Blom takes a novel approach to constructing his argument -- that the world being created was one where vertigo and fear dominated from the worlds of economics and politics to the arts and gender relations -- by devoting each chapter to a year and a theme. Thus, the chapter headlined 1901, the year of Queen Victoria's death, serves as Blom's vehicle for recounting the collapse of the old land-based aristocracies against Europe and the rise of new kinds of leaders. Chapters are devoted to scientific discoveries, which in turn give Blom a way to explore how fields as different as psychiatry (Sigmund Freud) and physics (Marie Curie) demolished the concept of time, space and identity. Women asserted their rights and along with visionaries and dreamers, occupied a new place of prominence in the public debate. Some tried to cling to old ways -- Blom explores the naval arms race of 1906 as a way to discuss how society's anxieties produced a new emphasis on military identity.

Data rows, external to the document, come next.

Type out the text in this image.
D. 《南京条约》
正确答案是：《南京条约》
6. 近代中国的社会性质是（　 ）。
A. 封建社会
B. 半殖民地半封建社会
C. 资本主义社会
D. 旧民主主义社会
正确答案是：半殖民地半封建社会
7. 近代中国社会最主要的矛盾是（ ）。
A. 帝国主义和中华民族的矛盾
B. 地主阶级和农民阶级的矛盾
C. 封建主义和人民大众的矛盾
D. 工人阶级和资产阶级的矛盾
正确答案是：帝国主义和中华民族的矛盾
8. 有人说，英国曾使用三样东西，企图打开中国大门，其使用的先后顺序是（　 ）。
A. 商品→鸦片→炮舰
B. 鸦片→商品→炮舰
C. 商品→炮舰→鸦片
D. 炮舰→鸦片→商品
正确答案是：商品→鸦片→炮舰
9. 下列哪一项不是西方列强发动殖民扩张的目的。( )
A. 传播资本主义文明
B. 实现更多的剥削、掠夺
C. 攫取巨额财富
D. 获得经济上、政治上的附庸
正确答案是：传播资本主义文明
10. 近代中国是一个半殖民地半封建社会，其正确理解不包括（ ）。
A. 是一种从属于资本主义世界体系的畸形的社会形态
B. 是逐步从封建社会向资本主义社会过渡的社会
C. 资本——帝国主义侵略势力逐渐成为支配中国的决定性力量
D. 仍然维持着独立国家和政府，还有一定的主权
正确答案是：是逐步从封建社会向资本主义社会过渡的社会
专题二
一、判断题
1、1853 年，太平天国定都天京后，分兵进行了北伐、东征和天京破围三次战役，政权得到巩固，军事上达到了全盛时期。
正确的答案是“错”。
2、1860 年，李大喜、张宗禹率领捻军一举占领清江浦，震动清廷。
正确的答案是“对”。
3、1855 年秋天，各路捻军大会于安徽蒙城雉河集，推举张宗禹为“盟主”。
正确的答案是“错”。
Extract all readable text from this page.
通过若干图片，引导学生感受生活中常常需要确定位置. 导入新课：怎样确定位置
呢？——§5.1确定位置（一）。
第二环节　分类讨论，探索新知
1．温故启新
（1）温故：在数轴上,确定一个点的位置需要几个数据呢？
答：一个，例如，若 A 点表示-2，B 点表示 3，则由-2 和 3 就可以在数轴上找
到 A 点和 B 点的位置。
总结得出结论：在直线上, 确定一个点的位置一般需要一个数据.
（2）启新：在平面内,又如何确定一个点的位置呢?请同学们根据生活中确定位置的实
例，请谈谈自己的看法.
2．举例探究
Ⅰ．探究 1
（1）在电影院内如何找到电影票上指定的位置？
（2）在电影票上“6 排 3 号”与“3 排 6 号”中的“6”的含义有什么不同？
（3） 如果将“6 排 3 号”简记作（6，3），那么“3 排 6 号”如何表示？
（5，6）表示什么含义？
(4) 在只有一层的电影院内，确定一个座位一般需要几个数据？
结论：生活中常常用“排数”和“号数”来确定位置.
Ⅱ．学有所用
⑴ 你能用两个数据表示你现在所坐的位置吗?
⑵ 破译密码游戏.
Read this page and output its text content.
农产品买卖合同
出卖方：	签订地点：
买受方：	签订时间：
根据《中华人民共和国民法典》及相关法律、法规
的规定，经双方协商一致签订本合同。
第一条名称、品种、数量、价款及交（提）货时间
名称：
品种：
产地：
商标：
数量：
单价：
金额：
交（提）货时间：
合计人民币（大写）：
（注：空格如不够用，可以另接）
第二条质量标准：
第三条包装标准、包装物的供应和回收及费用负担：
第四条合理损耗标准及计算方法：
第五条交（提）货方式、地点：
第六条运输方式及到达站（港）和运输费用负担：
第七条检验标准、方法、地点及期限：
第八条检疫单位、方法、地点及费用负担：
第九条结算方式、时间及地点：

While the author almost never refers to the great event that looms on the horizon -- World War I and the killing fields of France and Flanders -- our own awareness of where this is leading adds a chill to to the year-by-year recitation. A chapter devoted to random violence (1913), those exploring the myriad new machines that came to dominate popular culture -- it's impossible to read those in ignorance of the ways that the machines would soon be used to maximize the murderous power of armies and the way in which violence would become an integral part of all the societies that Blom explores.
It is common to refer to those who came of age during the Great War and the 1920s as the 'Lost Generation' -- individuals who had to struggle in the wake of that carnage to find some sense of identity and purpose. What Blom has succeeded in doing is showing that crisis of identity began much earlier -- and the astute reader can find all too many reflections of the themes he explores in the early years of the 21st century. Replace the automobile with the Internet, and...
The only reason I haven't awarded Blom's opus five stars is an unfortunate tendency to repeat himself; retelling the same anecdote in the same context, hammering points into the reader's mind with far too heavy a hand. This reached its climax in the final chapter, which was a great disappointment, offering little more than a summary of themes which had already become more than clear and where I would have expected a historian and writer of his obvious talents to find a more thoughtful, provocative and perhaps even forward-looking manner of wrapping up his narrative.
Overall, however, this is a triumph. Given the author's ability to mix politics and culture on all levels, it will appeal to anyone who has enjoyed Paul Fussell's more focused "The Great War & Modern Memory" or Modris Ekstein's "Rites of Spring" (which begans at a later date and carries through to the 1920s.)